Kim Parsell was a lot of things to a lot of people.
For the last four days I’ve gone to sleep and awakened with the knowledge of her passing and I’ve grappled with what I would say, how I would put into words what Kim was to me.
To me, she was far more than simply #wpmom, she was my inspiration.
She was a confidant, a supporter, a team mate, a mentor, a sounding board, a partner in crime, and most of all, a dear, close friend. We laughed, chatted, worked, burned out, chatted some more, and made plans together.
Oh, we had such plans. Kim wanted to “work in WordPress”, to find a company to pay her to contribute. We’d even weeded down a list of companies she wanted to work for, and had planned to get those wheels turning in the new year. We had plans to finish any number of open docs projects, and to start new ones. To reel in new contributors and keep the ones we had. We had such plans.
It’s fitting that It’s Too Late by Carol King was one of Kim’s favorite songs, since it describes my thoughts so closely: “… we really did try to make it. Something inside has died and I can’t hide, and I just can’t fake it.”
I think that Kim had only begun to realize her place in the community and that the influence she wielded was real. As Jayvie said, Kim was a dreamer. And it saddens me that she wasn’t able to realize her dreams of contributing full time. She’d certainly put in her time and then some volunteering. My only solace is that the work we did together had a lasting impact.
In reading through some of her tweets that have been shared and retweeted over the weekend, it occurs to me that I was much more familiar with the private Kim than the public one. Yes we worked closely on WordPress things together, but that wasn’t the linch pin of our relationship. And distance mattered not at all. I was in Denver (or elsewhere) and she was in Ohio. I’ll cherish the many long phone conversations we had about anything and everything. Boy that lady could talk!
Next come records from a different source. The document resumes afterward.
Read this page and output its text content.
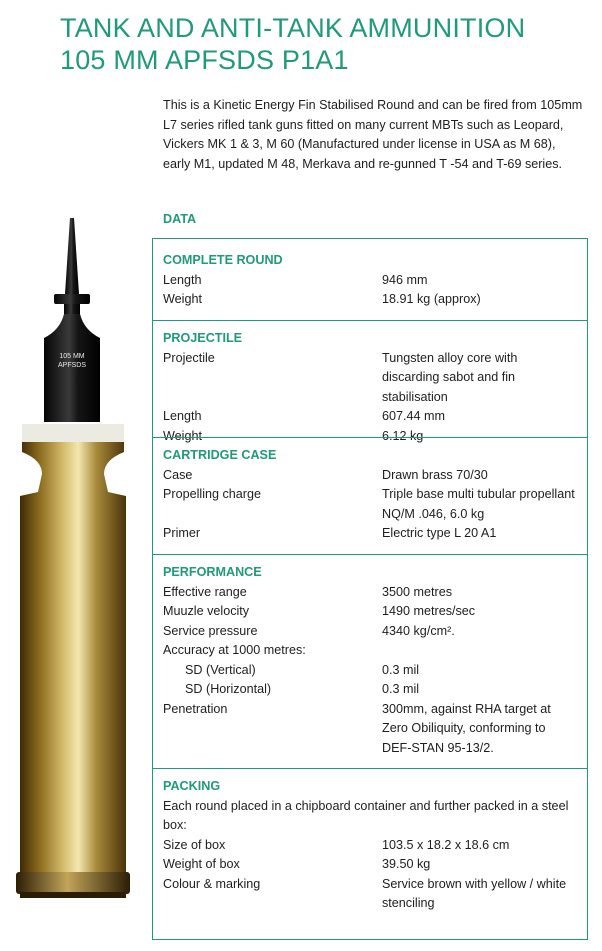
TANK AND ANTI-TANK AMMUNITION
105 MM APFSDS P1A1

This is a Kinetic Energy Fin Stabilised Round and can be fired from 105mm L7 series rifled tank guns fitted on many current MBTs such as Leopard, Vickers MK 1 & 3, M 60 (Manufactured under license in USA as M 68), early M1, updated M 48, Merkava and re-gunned T -54 and T-69 series.

DATA
105 MM
APFSDS
COMPLETE ROUND
Length	946 mm
Weight	18.91 kg (approx)
PROJECTILE
Projectile	Tungsten alloy core with discarding sabot and fin stabilisation
Length	607.44 mm
Weight	6.12 kg
CARTRIDGE CASE
Case	Drawn brass 70/30
Propelling charge	Triple base multi tubular propellant NQ/M .046, 6.0 kg
Primer	Electric type L 20 A1
PERFORMANCE
Effective range	3500 metres
Muuzle velocity	1490 metres/sec
Service pressure	4340 kg/cm².
Accuracy at 1000 metres:
SD (Vertical)	0.3 mil
SD (Horizontal)	0.3 mil
Penetration	300mm, against RHA target at Zero Obiliquity, conforming to DEF-STAN 95-13/2.
PACKING

Each round placed in a chipboard container and further packed in a steel box:

Size of box	103.5 x 18.2 x 18.6 cm
Weight of box	39.50 kg
Colour & marking	Service brown with yellow / white stenciling
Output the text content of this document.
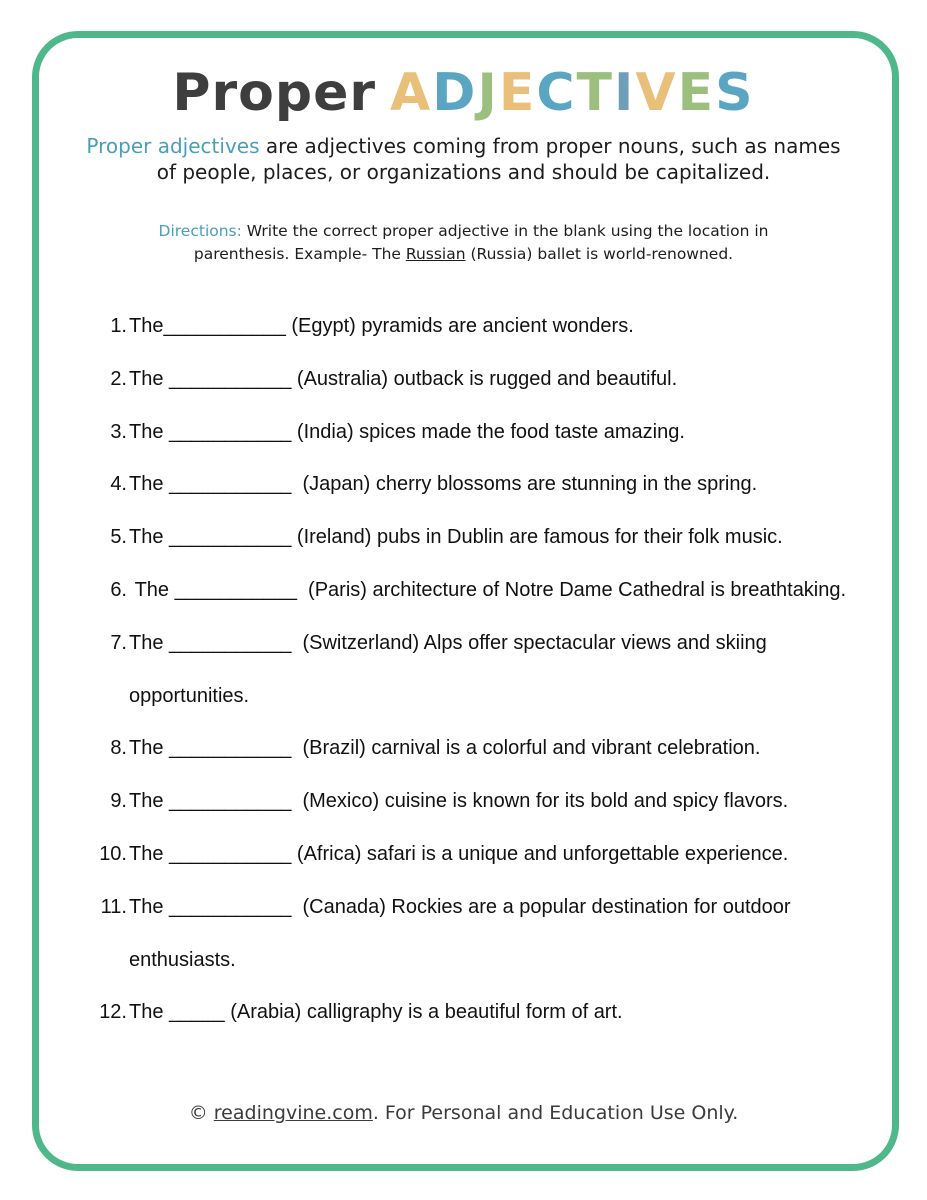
Proper ADJECTIVES
Proper adjectives are adjectives coming from proper nouns, such as names of people, places, or organizations and should be capitalized.
Directions: Write the correct proper adjective in the blank using the location in parenthesis. Example- The Russian (Russia) ballet is world-renowned.
1. The___________ (Egypt) pyramids are ancient wonders.
2. The ___________ (Australia) outback is rugged and beautiful.
3. The ___________ (India) spices made the food taste amazing.
4. The ___________  (Japan) cherry blossoms are stunning in the spring.
5. The ___________ (Ireland) pubs in Dublin are famous for their folk music.
6. The ___________  (Paris) architecture of Notre Dame Cathedral is breathtaking.
7. The ___________  (Switzerland) Alps offer spectacular views and skiing opportunities.
8. The ___________  (Brazil) carnival is a colorful and vibrant celebration.
9. The ___________  (Mexico) cuisine is known for its bold and spicy flavors.
10. The ___________ (Africa) safari is a unique and unforgettable experience.
11. The ___________  (Canada) Rockies are a popular destination for outdoor enthusiasts.
12. The _____ (Arabia) calligraphy is a beautiful form of art.
© readingvine.com. For Personal and Education Use Only.
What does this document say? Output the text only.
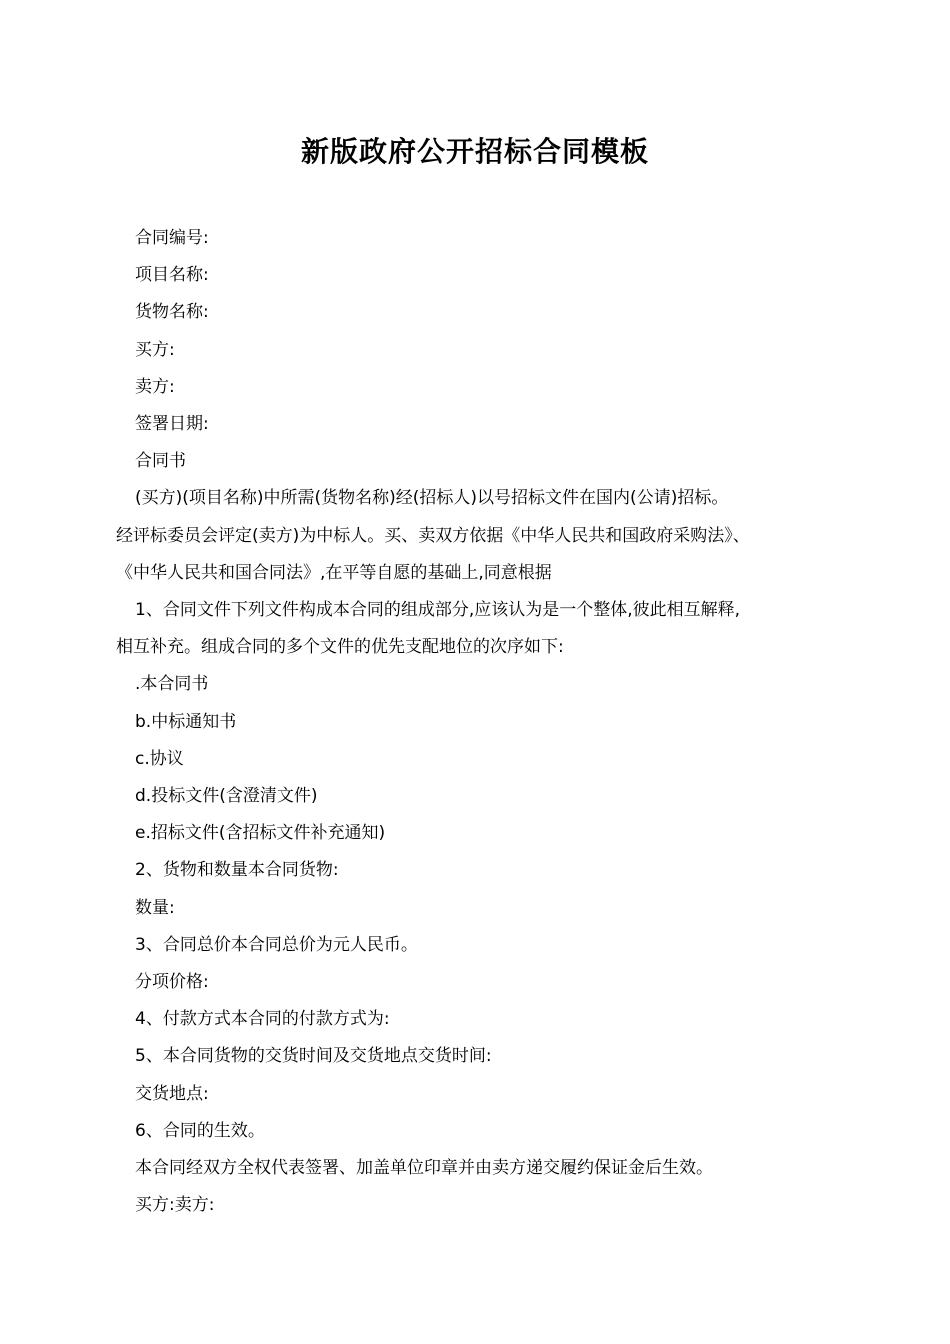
新版政府公开招标合同模板

合同编号:

项目名称:

货物名称:

买方:

卖方:

签署日期:

合同书

(买方)(项目名称)中所需(货物名称)经(招标人)以号招标文件在国内(公请)招标。

经评标委员会评定(卖方)为中标人。买、卖双方依据《中华人民共和国政府采购法》、

《中华人民共和国合同法》,在平等自愿的基础上,同意根据

1、合同文件下列文件构成本合同的组成部分,应该认为是一个整体,彼此相互解释,

相互补充。组成合同的多个文件的优先支配地位的次序如下:

.本合同书

b.中标通知书

c.协议

d.投标文件(含澄清文件)

e.招标文件(含招标文件补充通知)

2、货物和数量本合同货物:

数量:

3、合同总价本合同总价为元人民币。

分项价格:

4、付款方式本合同的付款方式为:

5、本合同货物的交货时间及交货地点交货时间:

交货地点:

6、合同的生效。

本合同经双方全权代表签署、加盖单位印章并由卖方递交履约保证金后生效。

买方:卖方:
And it’s not simply that the other half of “Team Awesome” is missing, but that it feels like a part of my soul is missing too. I don’t know what to do about it other than to press forward and try to carry out the plans we made, and make new ones “with gusto!” as she used to say.
It was a constant joke between us that what Kim lacked in height she completely made up for in talent. As far as I’m concerned, she was a taller person than I in both departments.
But more than what Kim was to me, it’s what she was to the wider community. What Kim contributed to the docs team and WordPress is simply irreplaceable. She was the formidable voice and editor of the core contributor handbook, half of the inline docs team, a contributing developer for the core team, a successful plugin developer, a support volunteer, an evangelist, and the all-seeing-eye of the WordPress community. More than that, she was a shining light, a mother, a sister, an aunt, a cousin, and a friend. She will be celebrated and missed by many.
I recall countless times where I would wake up to a message in Gchat where Kim had asked, “Have you seen this post?” or “Did you see that tweet?” And it was inevitably some mention of the docs team or some initiative we were involved in, or a post from some obscure blog about this or that. She knew more about what was going on in WordPress than probably anybody I’ve ever met. That was just Kim.
We probably had a single Gchat going for two years, and as I scroll back through the hours of conversations I’m struck with a deep sense of loss. We both knew we were working toward something lasting and great. I only hope I can imbue in my work the value Kim did in hers.
There’s something in particular that stood out to me about Kim’s character: she didn’t pull any punches and she stuck to her guns. More than that, she approached everything virtuously, and she wasn’t afraid to admit what she didn’t know. She knew her own limits, but she was ever-curious to expand them. I admired her tenacity for learning.
I remember when I first asked Kim to join me in shaping the future of docs in WordPress core. It was an intimidating, yet not insurmountable task, and she was game. When writing hook docs and a docs standard came along, she was game.
And after it all, those months and months of working day and night to bring that effort to a conclusion, we burned out together just as we had worked, laughed, and chatted together. It wasn’t pretty, but we worked through it and pulled each other back up.
The things I will miss about Kim are plentiful. Stand outs are the “Hellllloooooo!” she would exclaim whenever she picked up the phone. Or the grace under pressure with which she approached any challenge.
Upon reflection, the thing I’ll miss most about Kim is the knowledge that she had my back and I hers. It will be a tough road ahead knowing that I’m continuing on alone in the great journey we started together.
It was an honor to know you Kim and to be a part of your life. I will miss you dearly.